Cryptocurrencies could yield the Kremlin even greater rewards. Some have asserted that the Putin administration recognizes the transformative power of such distributed ledger technology. Moscow may hope to shape the international norms for blockchain in the same way that Silicon Valley stewarded the early internet.
Welcoming virtual currency could also pay. Russia is a natural home for the industry. The country boasts abundant cryptography talent. An expansive and underused power industry coupled with comparatively cheap electricity affords Russia a competitive advantage in mining (the process required to verify transactions and ultimately generate new coins), while the cold climate helps keep computers from overheating. Harnessing these advantages, the country by some estimates could carve out 30 percent of the global mining market. To monetize these gains for the state, the Duma has begun to discuss a 13 percent transaction tax.
Finally, the technology’s decentralized architecture and privacy features may enable sanctions circumvention and help the regime sustain its patronage. Putin economic advisor Sergei Glazyev has asserted that a CryptoRuble would allow the government to “settle accounts […] without regard for sanctions.” A digital currency could facilitate money transfers for oligarchs on blacklists, who might convert currency into a CryptoRuble and then into a mainstream coin, such as Bitcoin, to move assets. Industrial giants could also use independent coin offerings to raise capital and lessen their reliance on the dollar. In February, the Central Bank approved metal oligarch Vladimir Potanin’s blockchain platform, allowing investors to purchase coins, also known as tokens, backed by exchange-traded metals.

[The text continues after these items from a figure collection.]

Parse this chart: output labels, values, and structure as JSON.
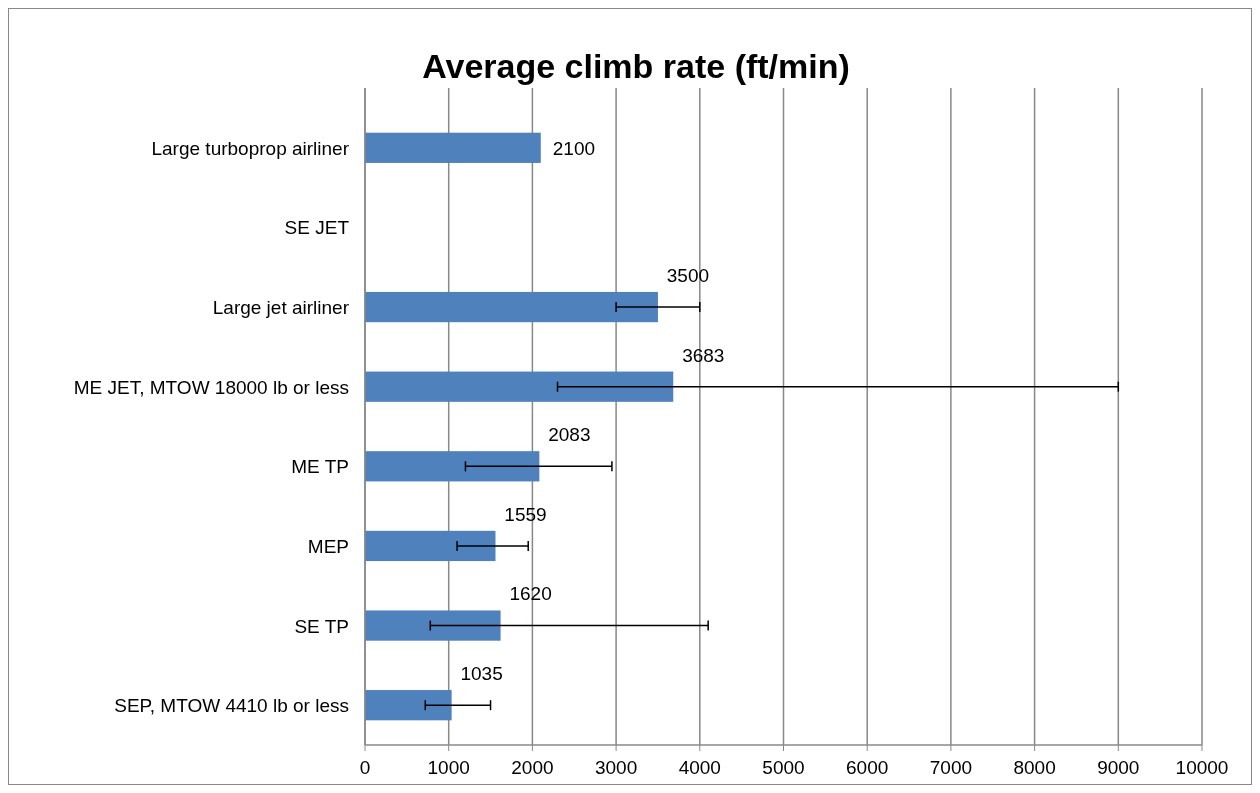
{
  "chart_data": {
    "type": "bar",
    "orientation": "horizontal",
    "title": "Average climb rate (ft/min)",
    "categories": [
      "Large turboprop airliner",
      "SE JET",
      "Large jet airliner",
      "ME JET, MTOW 18000 lb or less",
      "ME TP",
      "MEP",
      "SE TP",
      "SEP, MTOW 4410 lb or less"
    ],
    "values": [
      2100,
      null,
      3500,
      3683,
      2083,
      1559,
      1620,
      1035
    ],
    "errors": [
      null,
      null,
      [
        3000,
        4000
      ],
      [
        2300,
        9000
      ],
      [
        1200,
        2950
      ],
      [
        1100,
        1950
      ],
      [
        780,
        4100
      ],
      [
        720,
        1500
      ]
    ],
    "color": "#4f81bd",
    "xlim": [
      0,
      10000
    ],
    "xticks": [
      0,
      1000,
      2000,
      3000,
      4000,
      5000,
      6000,
      7000,
      8000,
      9000,
      10000
    ],
    "grid": "x",
    "data_labels": true
  }
}
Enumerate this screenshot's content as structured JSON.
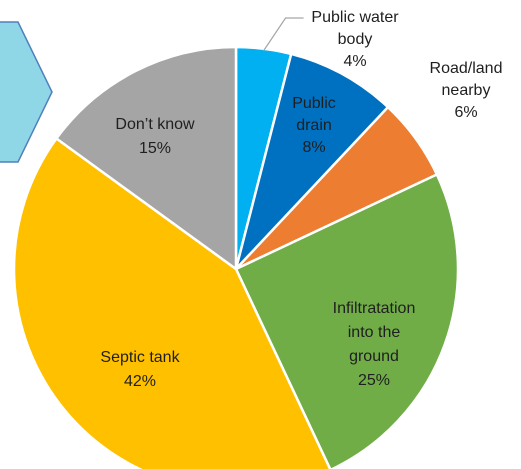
{
  "chart_data": {
    "type": "pie",
    "title": "",
    "slices": [
      {
        "label": "Public water body",
        "label_lines": [
          "Public water",
          "body"
        ],
        "value": 4,
        "value_label": "4%",
        "color": "#00B0F0"
      },
      {
        "label": "Public drain",
        "label_lines": [
          "Public",
          "drain"
        ],
        "value": 8,
        "value_label": "8%",
        "color": "#0070C0"
      },
      {
        "label": "Road/land nearby",
        "label_lines": [
          "Road/land",
          "nearby"
        ],
        "value": 6,
        "value_label": "6%",
        "color": "#ED7D31"
      },
      {
        "label": "Infiltratation into the ground",
        "label_lines": [
          "Infiltratation",
          "into the",
          "ground"
        ],
        "value": 25,
        "value_label": "25%",
        "color": "#70AD47"
      },
      {
        "label": "Septic tank",
        "label_lines": [
          "Septic tank"
        ],
        "value": 42,
        "value_label": "42%",
        "color": "#FFC000"
      },
      {
        "label": "Don’t know",
        "label_lines": [
          "Don’t know"
        ],
        "value": 15,
        "value_label": "15%",
        "color": "#A5A5A5"
      }
    ]
  },
  "decor": {
    "arrow_fill": "#8FD6E6",
    "arrow_stroke": "#4F81BD"
  }
}
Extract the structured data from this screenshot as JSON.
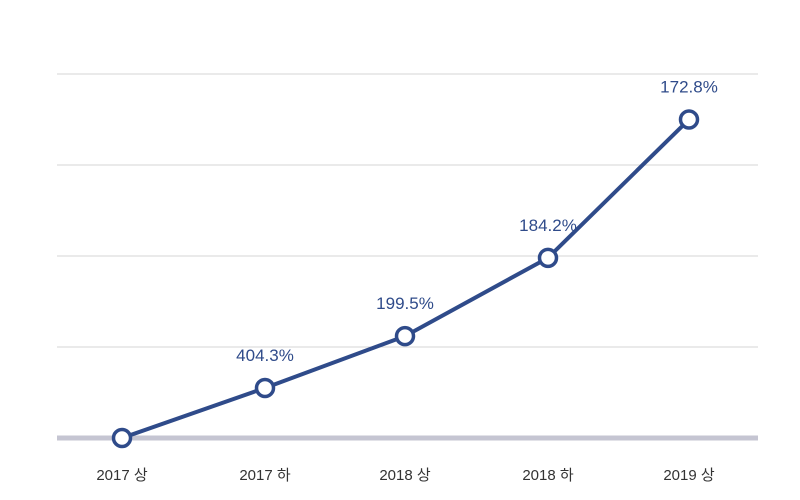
{
  "colors": {
    "line": "#2f4b8a",
    "grid": "#d6d6d6",
    "baseline": "#c5c5d2",
    "label": "#2f4b8a"
  },
  "chart_data": {
    "type": "line",
    "categories": [
      "2017 상",
      "2017 하",
      "2018 상",
      "2018 하",
      "2019 상"
    ],
    "series": [
      {
        "values": [
          0,
          55,
          112,
          198,
          350
        ],
        "data_labels": [
          "",
          "404.3%",
          "199.5%",
          "184.2%",
          "172.8%"
        ]
      }
    ],
    "title": "",
    "xlabel": "",
    "ylabel": "",
    "ylim": [
      0,
      400
    ],
    "y_axis_labels_shown": false,
    "grid": true,
    "legend": "none"
  }
}
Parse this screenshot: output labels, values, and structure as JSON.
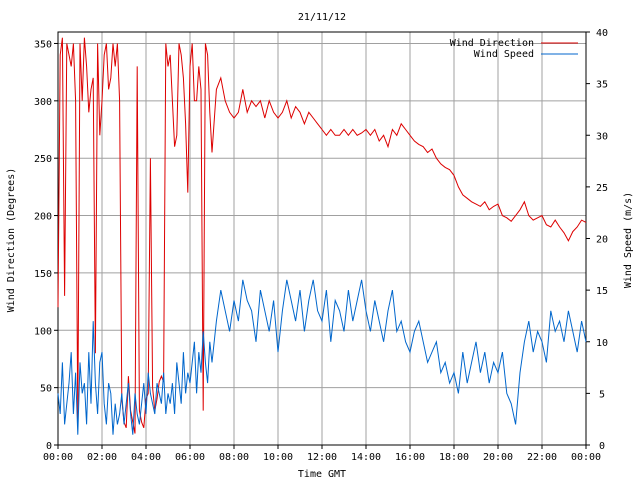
{
  "chart_data": {
    "type": "line",
    "title": "21/11/12",
    "xlabel": "Time GMT",
    "ylabel_left": "Wind Direction (Degrees)",
    "ylabel_right": "Wind Speed (m/s)",
    "x_range": [
      0,
      24
    ],
    "x_ticks": [
      "00:00",
      "02:00",
      "04:00",
      "06:00",
      "08:00",
      "10:00",
      "12:00",
      "14:00",
      "16:00",
      "18:00",
      "20:00",
      "22:00",
      "00:00"
    ],
    "y_left_range": [
      0,
      360
    ],
    "y_left_ticks": [
      "0",
      "50",
      "100",
      "150",
      "200",
      "250",
      "300",
      "350"
    ],
    "y_right_range": [
      0,
      40
    ],
    "y_right_ticks": [
      "0",
      "5",
      "10",
      "15",
      "20",
      "25",
      "30",
      "35",
      "40"
    ],
    "grid": true,
    "legend_placement": "top-right",
    "series": [
      {
        "name": "Wind Direction",
        "axis": "left",
        "color": "#dd0000",
        "x": [
          0,
          0.1,
          0.2,
          0.3,
          0.4,
          0.5,
          0.6,
          0.7,
          0.8,
          0.9,
          1.0,
          1.1,
          1.2,
          1.3,
          1.4,
          1.5,
          1.6,
          1.7,
          1.8,
          1.9,
          2.0,
          2.1,
          2.2,
          2.3,
          2.4,
          2.5,
          2.6,
          2.7,
          2.8,
          2.9,
          3.0,
          3.1,
          3.2,
          3.3,
          3.4,
          3.5,
          3.6,
          3.7,
          3.8,
          3.9,
          4.0,
          4.1,
          4.2,
          4.3,
          4.4,
          4.5,
          4.6,
          4.7,
          4.8,
          4.9,
          5.0,
          5.1,
          5.2,
          5.3,
          5.4,
          5.5,
          5.6,
          5.7,
          5.8,
          5.9,
          6.0,
          6.1,
          6.2,
          6.3,
          6.4,
          6.5,
          6.6,
          6.7,
          6.8,
          6.9,
          7.0,
          7.2,
          7.4,
          7.6,
          7.8,
          8.0,
          8.2,
          8.4,
          8.6,
          8.8,
          9.0,
          9.2,
          9.4,
          9.6,
          9.8,
          10.0,
          10.2,
          10.4,
          10.6,
          10.8,
          11.0,
          11.2,
          11.4,
          11.6,
          11.8,
          12.0,
          12.2,
          12.4,
          12.6,
          12.8,
          13.0,
          13.2,
          13.4,
          13.6,
          13.8,
          14.0,
          14.2,
          14.4,
          14.6,
          14.8,
          15.0,
          15.2,
          15.4,
          15.6,
          15.8,
          16.0,
          16.2,
          16.4,
          16.6,
          16.8,
          17.0,
          17.2,
          17.4,
          17.6,
          17.8,
          18.0,
          18.2,
          18.4,
          18.6,
          18.8,
          19.0,
          19.2,
          19.4,
          19.6,
          19.8,
          20.0,
          20.2,
          20.4,
          20.6,
          20.8,
          21.0,
          21.2,
          21.4,
          21.6,
          21.8,
          22.0,
          22.2,
          22.4,
          22.6,
          22.8,
          23.0,
          23.2,
          23.4,
          23.6,
          23.8,
          24.0
        ],
        "y": [
          120,
          340,
          355,
          130,
          350,
          340,
          330,
          350,
          300,
          20,
          350,
          300,
          355,
          330,
          290,
          310,
          320,
          80,
          350,
          270,
          300,
          340,
          350,
          310,
          320,
          350,
          330,
          350,
          300,
          40,
          20,
          15,
          60,
          30,
          20,
          10,
          330,
          30,
          20,
          15,
          40,
          45,
          250,
          50,
          30,
          40,
          55,
          60,
          55,
          350,
          330,
          340,
          300,
          260,
          270,
          350,
          340,
          320,
          280,
          220,
          330,
          350,
          300,
          300,
          330,
          310,
          30,
          350,
          340,
          290,
          255,
          310,
          320,
          300,
          290,
          285,
          290,
          310,
          290,
          300,
          295,
          300,
          285,
          300,
          290,
          285,
          290,
          300,
          285,
          295,
          290,
          280,
          290,
          285,
          280,
          275,
          270,
          275,
          270,
          270,
          275,
          270,
          275,
          270,
          272,
          275,
          270,
          275,
          265,
          270,
          260,
          275,
          270,
          280,
          275,
          270,
          265,
          262,
          260,
          255,
          258,
          250,
          245,
          242,
          240,
          235,
          225,
          218,
          215,
          212,
          210,
          208,
          212,
          205,
          208,
          210,
          200,
          198,
          195,
          200,
          205,
          212,
          200,
          196,
          198,
          200,
          192,
          190,
          196,
          190,
          185,
          178,
          186,
          190,
          196,
          194
        ]
      },
      {
        "name": "Wind Speed",
        "axis": "right",
        "color": "#0066cc",
        "x": [
          0,
          0.1,
          0.2,
          0.3,
          0.4,
          0.5,
          0.6,
          0.7,
          0.8,
          0.9,
          1.0,
          1.1,
          1.2,
          1.3,
          1.4,
          1.5,
          1.6,
          1.7,
          1.8,
          1.9,
          2.0,
          2.1,
          2.2,
          2.3,
          2.4,
          2.5,
          2.6,
          2.7,
          2.8,
          2.9,
          3.0,
          3.1,
          3.2,
          3.3,
          3.4,
          3.5,
          3.6,
          3.7,
          3.8,
          3.9,
          4.0,
          4.1,
          4.2,
          4.3,
          4.4,
          4.5,
          4.6,
          4.7,
          4.8,
          4.9,
          5.0,
          5.1,
          5.2,
          5.3,
          5.4,
          5.5,
          5.6,
          5.7,
          5.8,
          5.9,
          6.0,
          6.1,
          6.2,
          6.3,
          6.4,
          6.5,
          6.6,
          6.7,
          6.8,
          6.9,
          7.0,
          7.2,
          7.4,
          7.6,
          7.8,
          8.0,
          8.2,
          8.4,
          8.6,
          8.8,
          9.0,
          9.2,
          9.4,
          9.6,
          9.8,
          10.0,
          10.2,
          10.4,
          10.6,
          10.8,
          11.0,
          11.2,
          11.4,
          11.6,
          11.8,
          12.0,
          12.2,
          12.4,
          12.6,
          12.8,
          13.0,
          13.2,
          13.4,
          13.6,
          13.8,
          14.0,
          14.2,
          14.4,
          14.6,
          14.8,
          15.0,
          15.2,
          15.4,
          15.6,
          15.8,
          16.0,
          16.2,
          16.4,
          16.6,
          16.8,
          17.0,
          17.2,
          17.4,
          17.6,
          17.8,
          18.0,
          18.2,
          18.4,
          18.6,
          18.8,
          19.0,
          19.2,
          19.4,
          19.6,
          19.8,
          20.0,
          20.2,
          20.4,
          20.6,
          20.8,
          21.0,
          21.2,
          21.4,
          21.6,
          21.8,
          22.0,
          22.2,
          22.4,
          22.6,
          22.8,
          23.0,
          23.2,
          23.4,
          23.6,
          23.8,
          24.0
        ],
        "y": [
          5,
          3,
          8,
          2,
          4,
          6,
          9,
          3,
          7,
          1,
          8,
          5,
          6,
          2,
          9,
          4,
          12,
          6,
          3,
          8,
          9,
          4,
          2,
          6,
          5,
          1,
          4,
          2,
          3,
          5,
          2,
          4,
          6,
          3,
          1,
          5,
          3,
          2,
          4,
          6,
          3,
          7,
          5,
          4,
          3,
          6,
          5,
          4,
          7,
          3,
          5,
          4,
          6,
          3,
          8,
          6,
          4,
          9,
          5,
          7,
          6,
          8,
          10,
          5,
          9,
          7,
          11,
          8,
          6,
          10,
          8,
          12,
          15,
          13,
          11,
          14,
          12,
          16,
          14,
          13,
          10,
          15,
          13,
          11,
          14,
          9,
          13,
          16,
          14,
          12,
          15,
          11,
          14,
          16,
          13,
          12,
          15,
          10,
          14,
          13,
          11,
          15,
          12,
          14,
          16,
          13,
          11,
          14,
          12,
          10,
          13,
          15,
          11,
          12,
          10,
          9,
          11,
          12,
          10,
          8,
          9,
          10,
          7,
          8,
          6,
          7,
          5,
          9,
          6,
          8,
          10,
          7,
          9,
          6,
          8,
          7,
          9,
          5,
          4,
          2,
          7,
          10,
          12,
          9,
          11,
          10,
          8,
          13,
          11,
          12,
          10,
          13,
          11,
          9,
          12,
          10
        ]
      }
    ]
  }
}
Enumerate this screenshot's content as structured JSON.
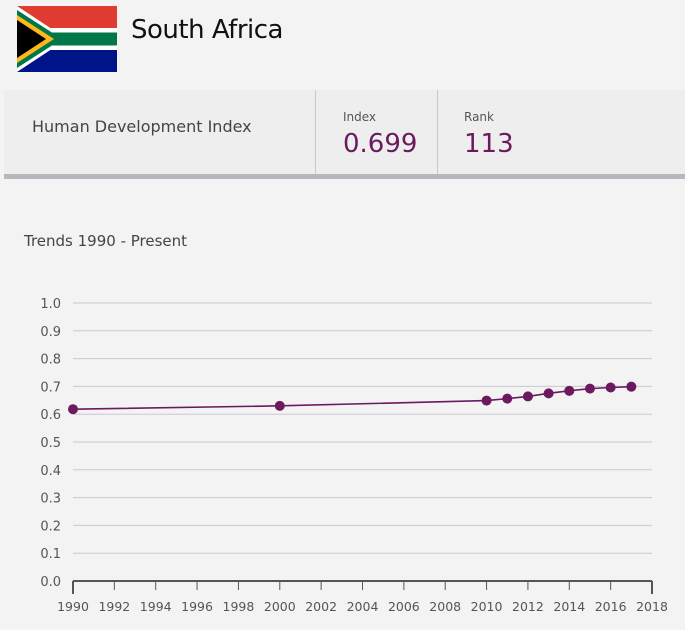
{
  "country": {
    "name": "South Africa"
  },
  "hdi": {
    "label": "Human Development Index",
    "index_label": "Index",
    "index_value": "0.699",
    "rank_label": "Rank",
    "rank_value": "113"
  },
  "trends": {
    "title": "Trends 1990 - Present"
  },
  "colors": {
    "accent": "#6b1a5f",
    "gridline": "#c9cad2",
    "axis": "#555555"
  },
  "chart_data": {
    "type": "line",
    "title": "Trends 1990 - Present",
    "xlabel": "",
    "ylabel": "",
    "x_ticks": [
      "1990",
      "1992",
      "1994",
      "1996",
      "1998",
      "2000",
      "2002",
      "2004",
      "2006",
      "2008",
      "2010",
      "2012",
      "2014",
      "2016",
      "2018"
    ],
    "y_ticks": [
      "0.0",
      "0.1",
      "0.2",
      "0.3",
      "0.4",
      "0.5",
      "0.6",
      "0.7",
      "0.8",
      "0.9",
      "1.0"
    ],
    "xlim": [
      1990,
      2018
    ],
    "ylim": [
      0,
      1
    ],
    "grid": true,
    "legend": "none",
    "series": [
      {
        "x": [
          1990,
          2000,
          2010,
          2011,
          2012,
          2013,
          2014,
          2015,
          2016,
          2017
        ],
        "values": [
          0.618,
          0.63,
          0.649,
          0.656,
          0.664,
          0.675,
          0.684,
          0.692,
          0.696,
          0.699
        ]
      }
    ]
  }
}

Despite these benefits, decentralized tech remains a gamble for Moscow. As the government expands surveillance and censorship, savvy netizens may circumvent a future “sovereign internet” with tools like Tor that feature distributed architectures. In the coming decade, balancing the benefits and threats of decentralized and privacy-promoting tech will challenge Moscow as it seeks greater control.
Miranda Lupion is a 2019-2020 Innovation Fellow at Harvard University’s Davis Center for Russian and Eurasian Studies.